Scuola, arriva la legge anti-smartphone: cosa rischia chi non si adegua

La proposta tenta di istituire il divieto in classe e un approccio graduale e sorvegliato in famiglia

Arriva dal Movimento Cinque Stelle la proposta di legge per vietare gli smartphone (e altri device) a scuola e limitarne l’uso durante gli anni dell’apprendimento. Il progetto, presentato alla Camera e firmato in primis dalla deputata pentastellata Rosalba De Giorgi, mette nel mirino non soltanto i bambini fino ai 12 anni d’età, ma anche i genitori. Nei confronti dei quali è stato stabilito un meccanismo sanzionatorio: per chi non si adegua alle disposizioni del testo è previsto infatti il pagamento di una somma che va dai 300 ai 1500 euro.

In cosa consiste la proposta di legge per il divieto degli smartphone a scuola, limitazioni anche in famiglia

Ma quali sono le linee di condotta esplicitate nel testo? È chiaro che il provvedimento vuole sollecitare un approccio graduale ai dispositivi elettronici. In particolare, l’utilizzo di smartphone, tablet e qualsiasi altro dispositivo digitale viene completamente vietato fino ai 3 anni d’età, mentre, mentre, dai 3 ai 6 anni, viene sì consentito ma per il tempo massimo di un’ora al giorno.

I bambini dai 6 agli 8 anni potranno avvantaggiarsi di un utilizzo maggiormente prolungato nel tempo: 3 ore al giorno. Che diventano 4 fino ai 12 anni. Il tutto sotto la supervisione dei genitori. In classe cellulari invece completamente vietati, una scelta che, se fosse adottata in pieno, si inserirebbe in un settore già affaticato e rivoluzionato dai mesi della pandemia.

I promotori della legge specificano che l’iniziativa “non vuole essere una crociata contro la tecnologia” e affermano di aver preso le mosse dalle convinzioni di alcuni illustri esponenti della Società italiana di pediatria.
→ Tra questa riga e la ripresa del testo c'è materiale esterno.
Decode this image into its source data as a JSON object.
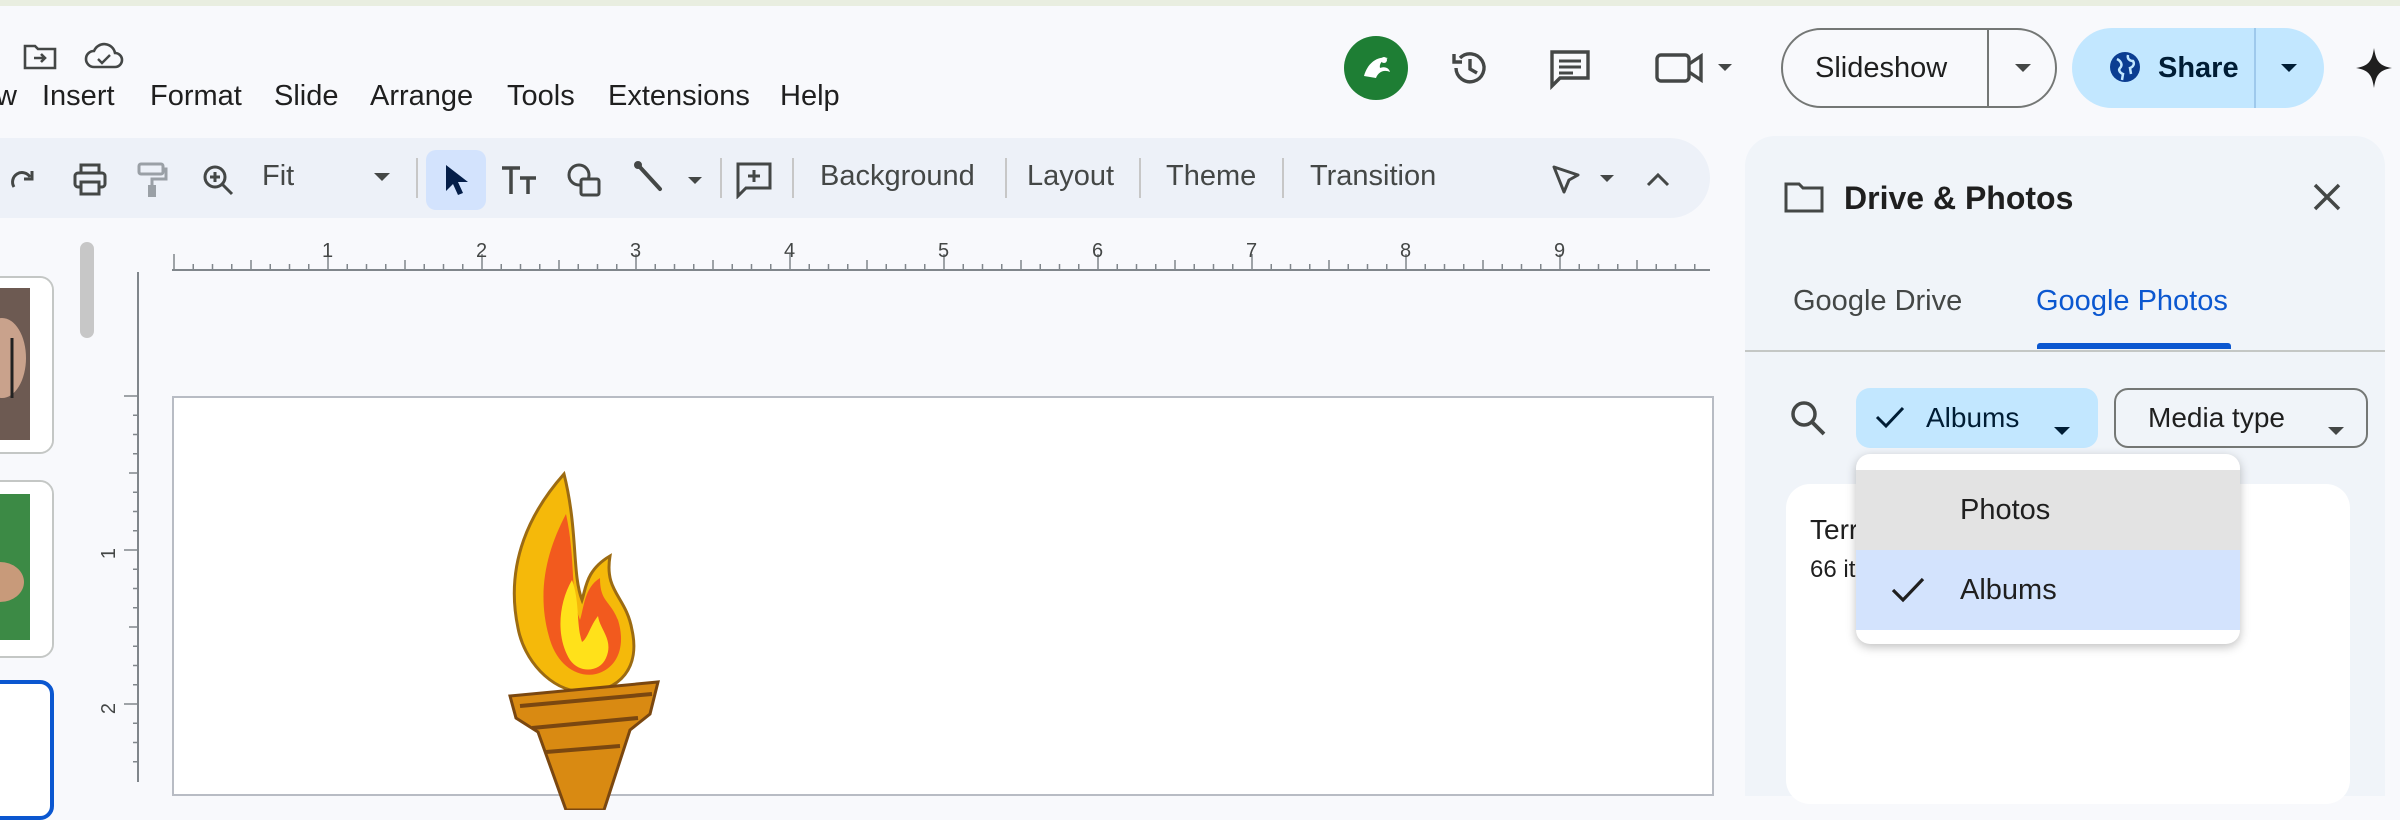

Gli esperti, in particolare, suggerirebbero l’affiancamento di un genitore affinché vi sia un impatto positivo sull’apprendimento in età prescolare.

Va sottolineato che quella su cellulari e minori non è una legge fatta e finita, ma, appunto, un progetto di legge: depositato alla Camera, potrebbe “morire” durante una delle successive fasi che scandiscono il cosiddetto iter di approvazione della legge ordinaria, ad esempio la discussione nella Commissione competente, o la deliberazione dell’Aula (Camera e Senato).

Il precedente francese: cellulari e lezioni, dal 2018 classi off-limits per i device

In Francia un provvedimento simile è in vigore dal 2018. E infatti proprio alle decisioni del governo d’Oltralpe si richiamano i relatori nell’introduzione al testo italiano: “La presente proposta di legge – scrivono – non solo intende introdurre anche in Italia quanto già previsto in Francia nell’ambito scolastico, ma intende andare oltre, non circoscrivendo il suo campo di azione a un solo contesto”.